Por um lado, o diploma foi “aprovado por mais de maioria absoluta”. De facto, mereceu os votos a favor dos deputados do PS (com exceção do deputado Ascenso Simões, que votou contra), BE, PCP, PEV, PAN e da deputada do PSD Paula Teixeira da Cruz (ao arrepio da disciplina de voto imposta pelo seu partido) e os votos contra do PSD e CDS-PP. E nenhum dos partidos pretende alterar, agora, o seu sentido de voto.
Por outro lado, porque não se trata de matérias de inconstitucionalidade (caso contrário o Presidente teria encaminhado o diploma para o Tribunal Constitucional e o Parlamento teria de o expurgar da inconstitucionalidade). Tratando-se de um veto político, os deputados deverão apenas confirmar a sua posição sobre a matéria e devolver o diploma a Belém. Perspetivando-se uma repetição da votação, ao Presidente não restará alternativa senão promulgá-lo, no prazo de oito dias.
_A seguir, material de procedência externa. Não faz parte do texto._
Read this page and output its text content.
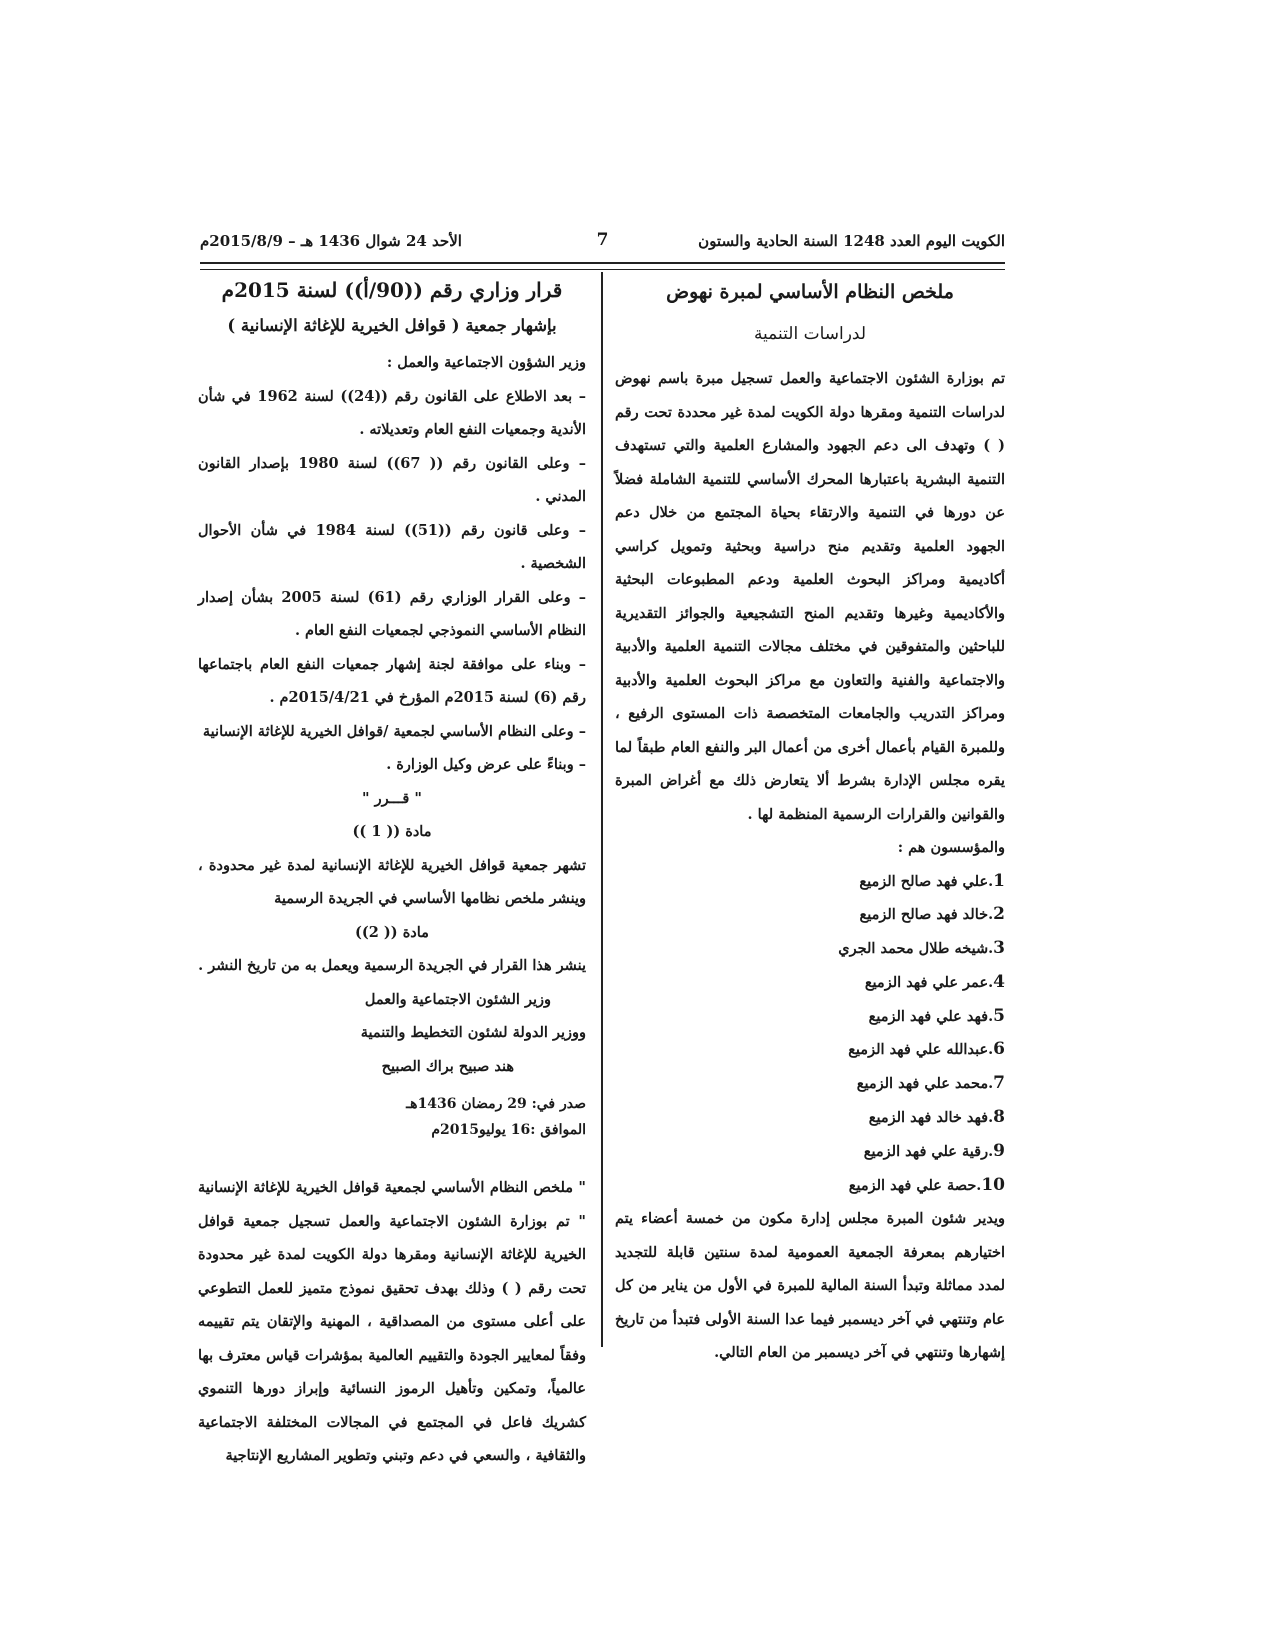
الكويت اليوم العدد 1248 السنة الحادية والستون
7
الأحد 24 شوال 1436 هـ – 2015/8/9م
ملخص النظام الأساسي لمبرة نهوض
لدراسات التنمية

تم بوزارة الشئون الاجتماعية والعمل تسجيل مبرة باسم نهوض لدراسات التنمية ومقرها دولة الكويت لمدة غير محددة تحت رقم ( ) وتهدف الى دعم الجهود والمشارع العلمية والتي تستهدف التنمية البشرية باعتبارها المحرك الأساسي للتنمية الشاملة فضلاً عن دورها في التنمية والارتقاء بحياة المجتمع من خلال دعم الجهود العلمية وتقديم منح دراسية وبحثية وتمويل كراسي أكاديمية ومراكز البحوث العلمية ودعم المطبوعات البحثية والأكاديمية وغيرها وتقديم المنح التشجيعية والجوائز التقديرية للباحثين والمتفوقين في مختلف مجالات التنمية العلمية والأدبية والاجتماعية والفنية والتعاون مع مراكز البحوث العلمية والأدبية ومراكز التدريب والجامعات المتخصصة ذات المستوى الرفيع ، وللمبرة القيام بأعمال أخرى من أعمال البر والنفع العام طبقاً لما يقره مجلس الإدارة بشرط ألا يتعارض ذلك مع أغراض المبرة والقوانين والقرارات الرسمية المنظمة لها .

والمؤسسون هم :

1.علي فهد صالح الزميع
2.خالد فهد صالح الزميع
3.شيخه طلال محمد الجري
4.عمر علي فهد الزميع
5.فهد علي فهد الزميع
6.عبدالله علي فهد الزميع
7.محمد علي فهد الزميع
8.فهد خالد فهد الزميع
9.رقية علي فهد الزميع
10.حصة علي فهد الزميع

ويدير شئون المبرة مجلس إدارة مكون من خمسة أعضاء يتم اختيارهم بمعرفة الجمعية العمومية لمدة سنتين قابلة للتجديد لمدد مماثلة وتبدأ السنة المالية للمبرة في الأول من يناير من كل عام وتنتهي في آخر ديسمبر فيما عدا السنة الأولى فتبدأ من تاريخ إشهارها وتنتهي في آخر ديسمبر من العام التالي.

قرار وزاري رقم ((90/أ)) لسنة 2015م
بإشهار جمعية ( قوافل الخيرية للإغاثة الإنسانية )

وزير الشؤون الاجتماعية والعمل :

– بعد الاطلاع على القانون رقم ((24)) لسنة 1962 في شأن الأندية وجمعيات النفع العام وتعديلاته .

– وعلى القانون رقم (( 67)) لسنة 1980 بإصدار القانون المدني .

– وعلى قانون رقم ((51)) لسنة 1984 في شأن الأحوال الشخصية .

– وعلى القرار الوزاري رقم (61) لسنة 2005 بشأن إصدار النظام الأساسي النموذجي لجمعيات النفع العام .

– وبناء على موافقة لجنة إشهار جمعيات النفع العام باجتماعها رقم (6) لسنة 2015م المؤرخ في 2015/4/21م .

– وعلى النظام الأساسي لجمعية /قوافل الخيرية للإغاثة الإنسانية

– وبناءً على عرض وكيل الوزارة .

" قـــرر "

مادة (( 1 ))

تشهر جمعية قوافل الخيرية للإغاثة الإنسانية لمدة غير محدودة ، وينشر ملخص نظامها الأساسي في الجريدة الرسمية

مادة (( 2))

ينشر هذا القرار في الجريدة الرسمية ويعمل به من تاريخ النشر .

وزير الشئون الاجتماعية والعمل

ووزير الدولة لشئون التخطيط والتنمية

هند صبيح براك الصبيح

صدر في: 29 رمضان 1436هـ

الموافق :16 يوليو2015م

" ملخص النظام الأساسي لجمعية قوافل الخيرية للإغاثة الإنسانية " تم بوزارة الشئون الاجتماعية والعمل تسجيل جمعية قوافل الخيرية للإغاثة الإنسانية ومقرها دولة الكويت لمدة غير محدودة تحت رقم ( ) وذلك بهدف تحقيق نموذج متميز للعمل التطوعي على أعلى مستوى من المصداقية ، المهنية والإتقان يتم تقييمه وفقاً لمعايير الجودة والتقييم العالمية بمؤشرات قياس معترف بها عالمياً، وتمكين وتأهيل الرموز النسائية وإبراز دورها التنموي كشريك فاعل في المجتمع في المجالات المختلفة الاجتماعية والثقافية ، والسعي في دعم وتبني وتطوير المشاريع الإنتاجية
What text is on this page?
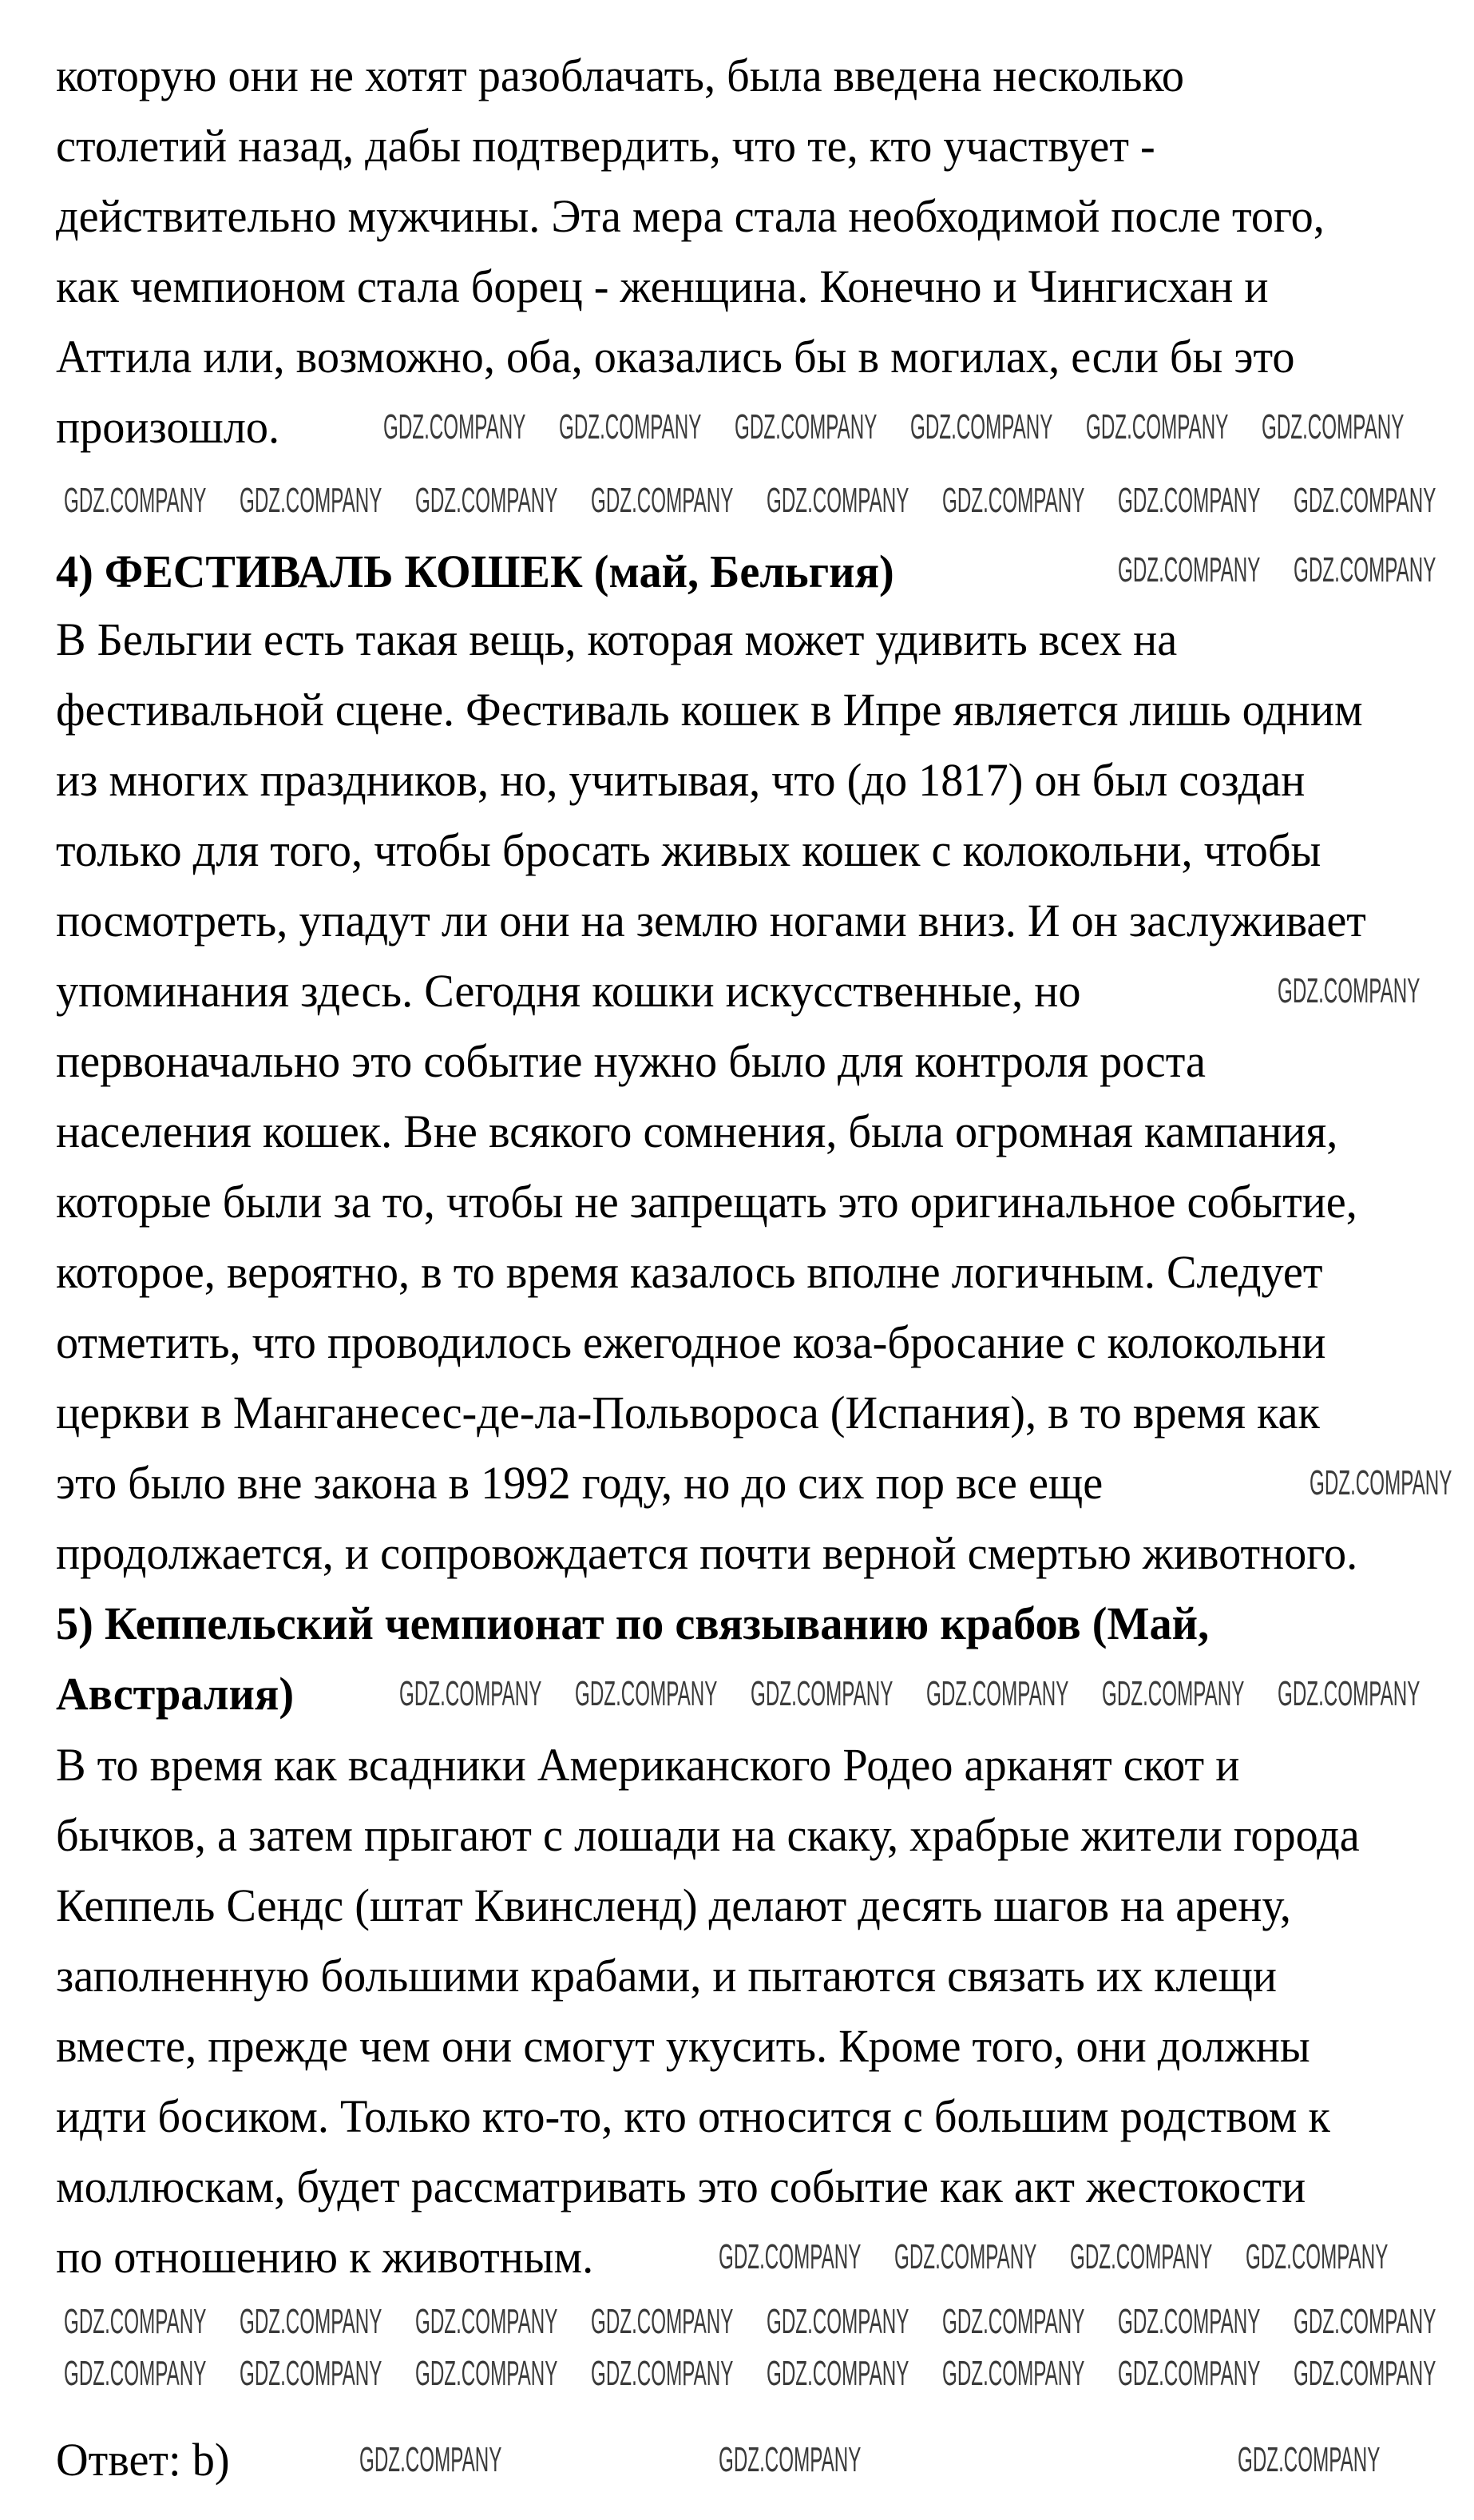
которую они не хотят разоблачать, была введена несколько
столетий назад, дабы подтвердить, что те, кто участвует -
действительно мужчины. Эта мера стала необходимой после того,
как чемпионом стала борец - женщина. Конечно и Чингисхан и
Аттила или, возможно, оба, оказались бы в могилах, если бы это
произошло.
4) ФЕСТИВАЛЬ КОШЕК (май, Бельгия)
В Бельгии есть такая вещь, которая может удивить всех на
фестивальной сцене. Фестиваль кошек в Ипре является лишь одним
из многих праздников, но, учитывая, что (до 1817) он был создан
только для того, чтобы бросать живых кошек с колокольни, чтобы
посмотреть, упадут ли они на землю ногами вниз. И он заслуживает
упоминания здесь. Сегодня кошки искусственные, но
первоначально это событие нужно было для контроля роста
населения кошек. Вне всякого сомнения, была огромная кампания,
которые были за то, чтобы не запрещать это оригинальное событие,
которое, вероятно, в то время казалось вполне логичным. Следует
отметить, что проводилось ежегодное коза-бросание с колокольни
церкви в Манганесес-де-ла-Польвороса (Испания), в то время как
это было вне закона в 1992 году, но до сих пор все еще
продолжается, и сопровождается почти верной смертью животного.
5) Кеппельский чемпионат по связыванию крабов (Май,
Австралия)
В то время как всадники Американского Родео арканят скот и
бычков, а затем прыгают с лошади на скаку, храбрые жители города
Кеппель Сендс (штат Квинсленд) делают десять шагов на арену,
заполненную большими крабами, и пытаются связать их клещи
вместе, прежде чем они смогут укусить. Кроме того, они должны
идти босиком. Только кто-то, кто относится с большим родством к
моллюскам, будет рассматривать это событие как акт жестокости
по отношению к животным.
Ответ: b)
GDZ.COMPANY GDZ.COMPANY GDZ.COMPANY GDZ.COMPANY GDZ.COMPANY GDZ.COMPANY
GDZ.COMPANY GDZ.COMPANY GDZ.COMPANY GDZ.COMPANY GDZ.COMPANY GDZ.COMPANY GDZ.COMPANY GDZ.COMPANY
GDZ.COMPANY GDZ.COMPANY
GDZ.COMPANY
GDZ.COMPANY
GDZ.COMPANY GDZ.COMPANY GDZ.COMPANY GDZ.COMPANY GDZ.COMPANY GDZ.COMPANY
GDZ.COMPANY GDZ.COMPANY GDZ.COMPANY GDZ.COMPANY
GDZ.COMPANY
GDZ.COMPANY
GDZ.COMPANY
GDZ.COMPANY
GDZ.COMPANY
GDZ.COMPANY
GDZ.COMPANY
GDZ.COMPANY
GDZ.COMPANY
GDZ.COMPANY
GDZ.COMPANY
GDZ.COMPANY
GDZ.COMPANY
GDZ.COMPANY
GDZ.COMPANY
GDZ.COMPANY
GDZ.COMPANY	GDZ.COMPANY	GDZ.COMPANY
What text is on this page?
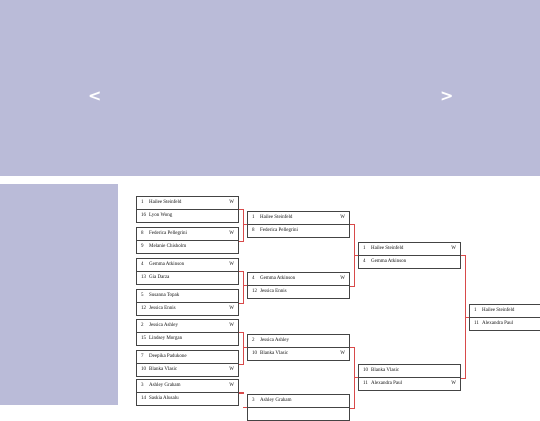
<	>
1 Hailee Steinfeld	W
16 Lyon Wong
8 Federica Pellegrini	W
9 Melanie Chisholm
4 Gemma Atkinson	W
13 Gia Darza
5 Susanna Topak
12 Jessica Ennis	W
2 Jessica Ashley	W
15 Lindsey Morgan
7 Deepika Padukone
10 Blanka Vlasic	W
3 Ashley Graham	W
14 Saskia Alusalu
1 Hailee Steinfeld	W
8 Federica Pellegrini
4 Gemma Atkinson	W
12 Jessica Ennis
2 Jessica Ashley
10 Blanka Vlasic	W
3 Ashley Graham
1 Hailee Steinfeld	W
4 Gemma Atkinson
10 Blanka Vlasic
11 Alexandra Paul	W
1 Hailee Steinfeld
11 Alexandra Paul
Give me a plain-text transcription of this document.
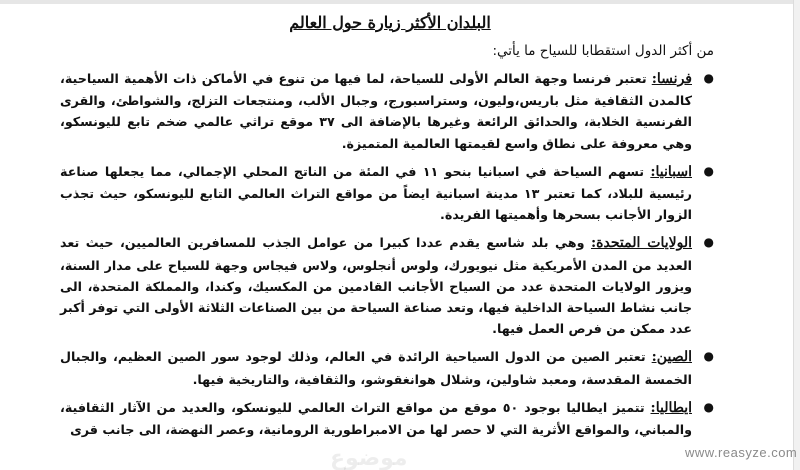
البلدان الأكثر زيارة حول العالم

من أكثر الدول استقطابا للسياح ما يأتي:

●
فرنسا: تعتبر فرنسا وجهة العالم الأولى للسياحة، لما فيها من تنوع في الأماكن ذات الأهمية السياحية، كالمدن الثقافية مثل باريس،وليون، وستراسبورج، وجبال الألب، ومنتجعات التزلج، والشواطئ، والقرى الفرنسية الخلابة، والحدائق الرائعة وغيرها بالإضافة الى ٣٧ موقع تراثي عالمي ضخم تابع لليونسكو، وهي معروفة على نطاق واسع لقيمتها العالمية المتميزة.
●
اسبانيا: تسهم السياحة في اسبانيا بنحو ١١ في المئة من الناتج المحلي الإجمالي، مما يجعلها صناعة رئيسية للبلاد، كما تعتبر ١٣ مدينة اسبانية ايضاً من مواقع التراث العالمي التابع لليونسكو، حيث تجذب الزوار الأجانب بسحرها وأهميتها الفريدة.
●
الولايات المتحدة: وهي بلد شاسع يقدم عددا كبيرا من عوامل الجذب للمسافرين العالميين، حيث تعد العديد من المدن الأمريكية مثل نيويورك، ولوس أنجلوس، ولاس فيجاس وجهة للسياح على مدار السنة، ويزور الولايات المتحدة عدد من السياح الأجانب القادمين من المكسيك، وكندا، والمملكة المتحدة، الى جانب نشاط السياحة الداخلية فيها، وتعد صناعة السياحة من بين الصناعات الثلاثة الأولى التي توفر أكبر عدد ممكن من فرص العمل فيها.
●
الصين: تعتبر الصين من الدول السياحية الرائدة في العالم، وذلك لوجود سور الصين العظيم، والجبال الخمسة المقدسة، ومعبد شاولين، وشلال هوانغقوشو، والثقافية، والتاريخية فيها.
●
ايطاليا: تتميز ايطاليا بوجود ٥٠ موقع من مواقع التراث العالمي لليونسكو، والعديد من الآثار الثقافية، والمباني، والمواقع الأثرية التي لا حصر لها من الامبراطورية الرومانية، وعصر النهضة، الى جانب قرى
موضوع	www.reasyze.com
“Três coisas incompreensíveis” do Presidente
No entender da deputada socialista, há “três coisas incompreensíveis” nestes vetos de Cavaco Silva:
Primeiro, e em relação ao “regresso à normalidade em relação ao IVG”, o Presidente “vetou uma lei que tinha promulgado em outubro e que sido muito debatida.”
Segundo, devolve-o à Assembleia da República, “sabendo que vai ser derrotado.” Ora, prossegue a deputada, o Presidente justificou a promulgação do diploma sobre casamento entre pessoas do mesmo sexo com o facto de ter sido aprovado por “maioria absoluta”, pelo que o veto “só atrasaria o processo legislativo e prejudicaria os portugueses”, recorda. Mas “agora, faz o contrário!”
Por fim, “faz o que em direito chamamos ‘desvio de veto’: invoca jurisprudência de constitucionalidade, para fazer um veto político. Ou seja, veta politicamente, enxertando na fundamentação do veto uma questão de constitucionalidade porque sabe que o Tribunal Constitucional não lhe daria razão.”
Isabel Moreira pode não compreender as razões do Presidente, mas não tem dúvidas sobre o efeito: “o Presidente demonstrou, de forma bastante visível, que não quis ser derrotado no Tribunal Constitucional – mas acaba o mandato com uma derrota no Parlamento.”
PAN sem voz no debate
André Silva, o único deputado do PAN, não terá tempo para debater um diploma por que o seu partido “tanto tem lutado.”
Mas, se o regimento lhe permitisse falar sobre a adoção por casais do mesmo sexo, o deputado (que representa 75 mil votos) erguer-se-ia contra o veto, porque “estão em causa direitos e discriminações”. Erguer-se-ia ainda contra os prazos para as decisões políticas e parlamentares: “Passaram mais de dois meses desde o dia em que os projetos de lei do PAN, do Bloco de Esquerda, do PS e dos Verdes, foram aprovados na generalidade e o dia em que o Presidente da República Portuguesa anunciou o veto incompreensível”, refere, numa nota enviada à comunicação social.
A posição do PAN, garante André Silva, continua a mesma: a de que, “em Portugal existe uma clara e evidente discriminação em relação à parentalidade. E o tempo urge para estas famílias. O tempo urge para estas crianças. Por isso, devemos discutir, reapreciar e votar este decreto conscientes de que a discriminação vive, de facto, à velocidade da luz.”
Discussão e votações seguem dentro de momentos – na quarta feira, depois da terça de carnaval.